3D Secure
3D Secure (3DS) is a security protocol that requires customers to complete an additional authentication step when attempting online card payments. Authenticating your customers' payments with 3DS helps reduce fraud and meet regulatory requirements.
3D refers to the three domains involved in the authentication process:
- The card issuer
- The merchant
- The infrastructure that mediates between the customer and the merchant
In Europe, 3DS is required to comply with the Strong Customer Authentication (SCA) regulation for all card payments.
In other regions, 3DS is optional.
Information
Checkout.com supports up to and including version 2.2.0 of the 3DS protocol.
Many major card schemes provide their own 3DS solutions. For example:
- American Express SafeKey
- Diners Club ProtectBuy
- Mastercard Identity Check
- Visa Secure
In a 3DS authentication journey, you redirect the customer to their bank’s website to verify the payment with a password or a code sent to their phone. You can also embed the authentication process in your checkout.
When a customer makes a payment, the merchant and payment service provider can use 3DS to send data to the card issuer. For example, the customer's shipping address, device ID, or payment history.
The issuer can then use this data to assess the transaction's risk level and take one of the following actions:
- Immediately authenticate the payment using a frictionless flow.
- Request further information before authenticating the payment using a challenge flow.
The data and risk assessment metrics provided by 3DS help you provide a secure, frictionless authentication experience to your customers.
The 3DS frictionless flow is as follows:
- The cardholder initiates a transaction and the 3DS data is sent to the 3DS Server.
- The 3DS Server sends the Authentication Request (AReq) to the payment network, and then on to the issuer.
- If the issuer has sufficient data to confirm the transaction is legitimate and was initiated by the cardholder, they continue with a frictionless flow.
- The issuer returns their decision to the payment network within the Authentication Response (ARes), and then on to the 3DS Server.
- The 3DS Server sends the decision back to the browser or SDK from where the transaction was initiated and complete the payment.
The 3DS challenge flow is as follows:
- The cardholder initiates a transaction and the 3DS data is sent to the 3DS Server.
- The 3DS Server sends the AReq to the payment network, and then on to the issuer.
- If the issuer has insufficient data to confirm the transaction is legitimate and was initiated by the cardholder, they continue with a challenge flow.
- The issuer returns their decision to the payment network within the ARes, and then on to the 3DS Server.
- The 3DS Server sends the decision back to the browser or SDK from where the transaction was initiated.
- The browser or SDK can then send a Challenge Request (CReq) to the issuer. This prompts the issuer to present a 3DS challenge screen to the cardholder.

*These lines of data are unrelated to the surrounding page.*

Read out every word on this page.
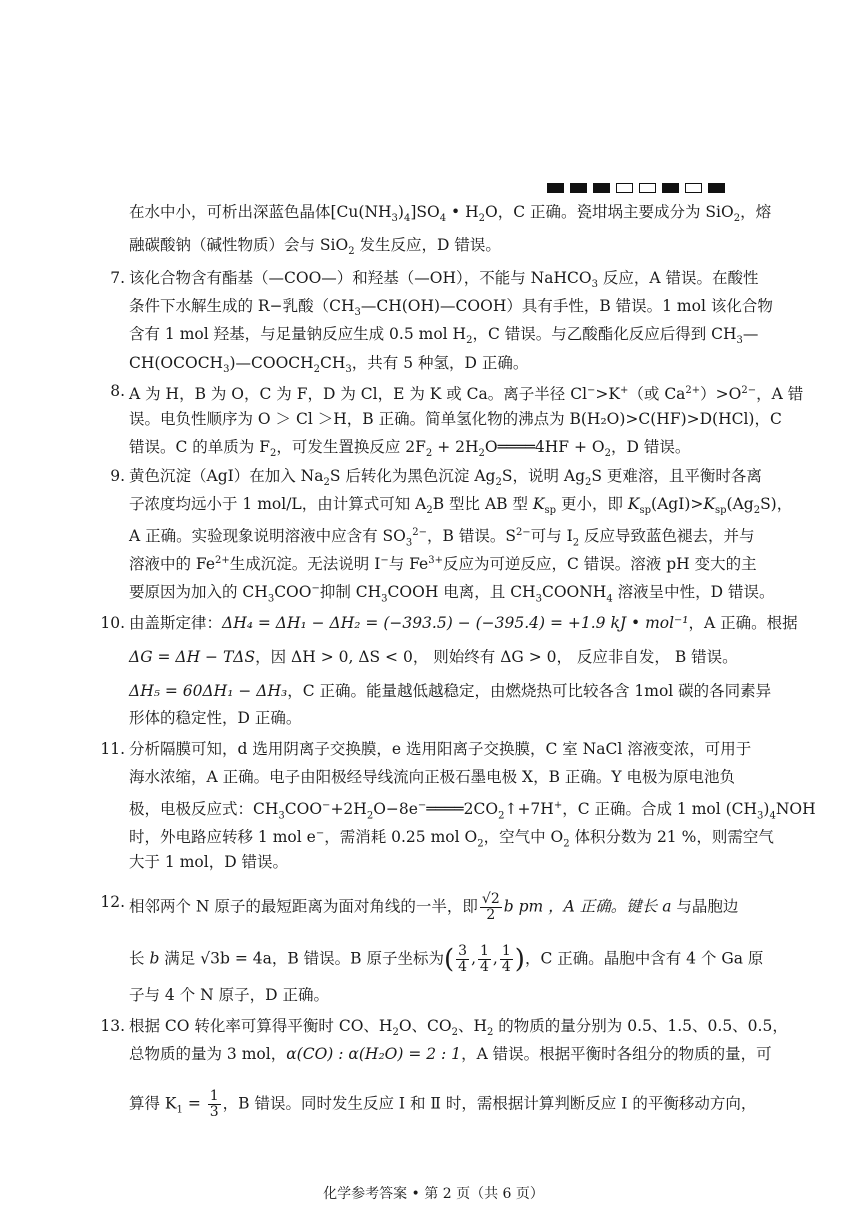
在水中小，可析出深蓝色晶体$[Cu(NH_3)_4]SO_4$ • $H_2O$，C 正确。瓷坩埚主要成分为 SiO$_2$，熔
融碳酸钠（碱性物质）会与 SiO$_2$ 发生反应，D 错误。
7. 该化合物含有酯基（—COO—）和羟基（—OH），不能与 NaHCO$_3$ 反应，A 错误。在酸性
条件下水解生成的 R−乳酸$(CH_3—CH(OH)—COOH)$具有手性，B 错误。1 mol 该化合物
含有 1 mol 羟基，与足量钠反应生成 0.5 mol $H_2$，C 错误。与乙酸酯化反应后得到 $CH_3—$
$CH(OCOCH_3)—COOCH_2CH_3$，共有 5 种氢，D 正确。
8. A 为 H，B 为 O，C 为 F，D 为 Cl，E 为 K 或 Ca。离子半径 Cl−>K+（或 $Ca^{2+})>O^{2-}$，A 错
误。电负性顺序为 O ＞ Cl ＞H，B 正确。简单氢化物的沸点为 B(H₂O)>C(HF)>D(HCl)，C
错误。C 的单质为 $F_2$，可发生置换反应 $2F_2$ + $2H_2O════4HF + O_2$，D 错误。
9. 黄色沉淀（AgI）在加入 $Na_2S$ 后转化为黑色沉淀 $Ag_2S$，说明 $Ag_2S$ 更难溶，且平衡时各离
子浓度均远小于 1 mol/L，由计算式可知 $A_2B$ 型比 AB 型 $K_{sp}$ 更小，即 $K_{sp}(AgI)>K_{sp}(Ag_2S)$，
A 正确。实验现象说明溶液中应含有 $SO_3^{2-}$，B 错误。$S^{2-}$可与 $I_2$ 反应导致蓝色褪去，并与
溶液中的 $Fe^{2+}$生成沉淀。无法说明 I−与 $Fe^{3+}$反应为可逆反应，C 错误。溶液 pH 变大的主
要原因为加入的 $CH_3COO^-$抑制 $CH_3COOH$ 电离，且 $CH_3COONH_4$ 溶液呈中性，D 错误。
10. 由盖斯定律：ΔH₄ = ΔH₁ − ΔH₂ = (−393.5) − (−395.4) = +1.9 kJ • mol⁻¹，A 正确。根据
ΔG = ΔH − TΔS，因 ΔH > 0, ΔS < 0， 则始终有 ΔG > 0， 反应非自发， B 错误。
ΔH₅ = 60ΔH₁ − ΔH₃，C 正确。能量越低越稳定，由燃烧热可比较各含 1mol 碳的各同素异
形体的稳定性，D 正确。
11. 分析隔膜可知，d 选用阴离子交换膜，e 选用阳离子交换膜，C 室 NaCl 溶液变浓，可用于
海水浓缩，A 正确。电子由阳极经导线流向正极石墨电极 X，B 正确。Y 电极为原电池负
极，电极反应式：$CH_3COO^-+2H_2O-8e^-════2CO_2↑+7H^+$，C 正确。合成 1 mol $(CH_3)_4NOH$
时，外电路应转移 1 mol e−，需消耗 0.25 mol $O_2$，空气中 $O_2$ 体积分数为 21 %，则需空气
大于 1 mol，D 错误。
12. 相邻两个 N 原子的最短距离为面对角线的一半，即 $\frac{√2}{2}$ b pm ，A 正确。键长 a 与晶胞边
长 b 满足 √3b = 4a，B 错误。B 原子坐标为( $\frac{3}{4}$ , $\frac{1}{4}$ , $\frac{1}{4}$ )，C 正确。晶胞中含有 4 个 Ga 原
子与 4 个 N 原子，D 正确。
13. 根据 CO 转化率可算得平衡时 CO、$H_2O$、$CO_2$、$H_2$ 的物质的量分别为 0.5、1.5、0.5、0.5，
总物质的量为 3 mol，α(CO) : α(H₂O) = 2 : 1，A 错误。根据平衡时各组分的物质的量，可
算得 $K_1 = \frac{1}{3}$ ，B 错误。同时发生反应 Ⅰ 和 Ⅱ 时，需根据计算判断反应 Ⅰ 的平衡移动方向，
化学参考答案 • 第 2 页（共 6 页）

- The issuer sends the result of the challenge to the browser or SDK within the Challenge Response (CRes). The CRes can also be used to indicate to the origin app that further cardholder interaction is required.
- When the challenge is successfully completed, the issuer sends the result to the payment network in the Result Request (RReq), and then on to the 3DS Server.
- The 3DS Server acknowledges that it received the RReq by sending a Result Response (RRes) to the payment network, and then on to the issuer.
Liability shift is when the liability for fraud-related chargebacks for card payments (for example, if your customer denies making a purchase) shifts from you to the card issuer.
As a general rule, the shift occurs when a payment is successfully authenticated with 3DS.
In specific scenarios, liability shift occurs as follows:
Scenario | More information |
---|---|
If the card is enrolled for 3DS and authentication is successful, liability shifts from you to the issuer, and you can authorize the payment. | |
If the card supports 3DS but authentication could not be attempted for technical reasons (for example, there was a network error, or the customer closed the window during authentication), liability remains with you, but you can decide whether or not to authorize the transaction. | |
If authentication fails because the cardholder does not pass the challenge, liability remains with you and you should not proceed with the payment. | |
If you request and apply an exemption, you can proceed to authorize the payment but liability remains with you. | |
If you specify the This applies even if you receive ECI value 05 (non-Mastercard) / 02. | |
Mastercard has additional rules specific to 3DS versions 2.2.0 and 2.3.1. | |
If you request a non-payment authentication with Mastercard, the transaction does not go to authorization and liability does not shift. |
You can apply 3D Secure to payment requests using the Payments API, and the Standalone (Sessions) API, which follows the EMV 3DS protocol.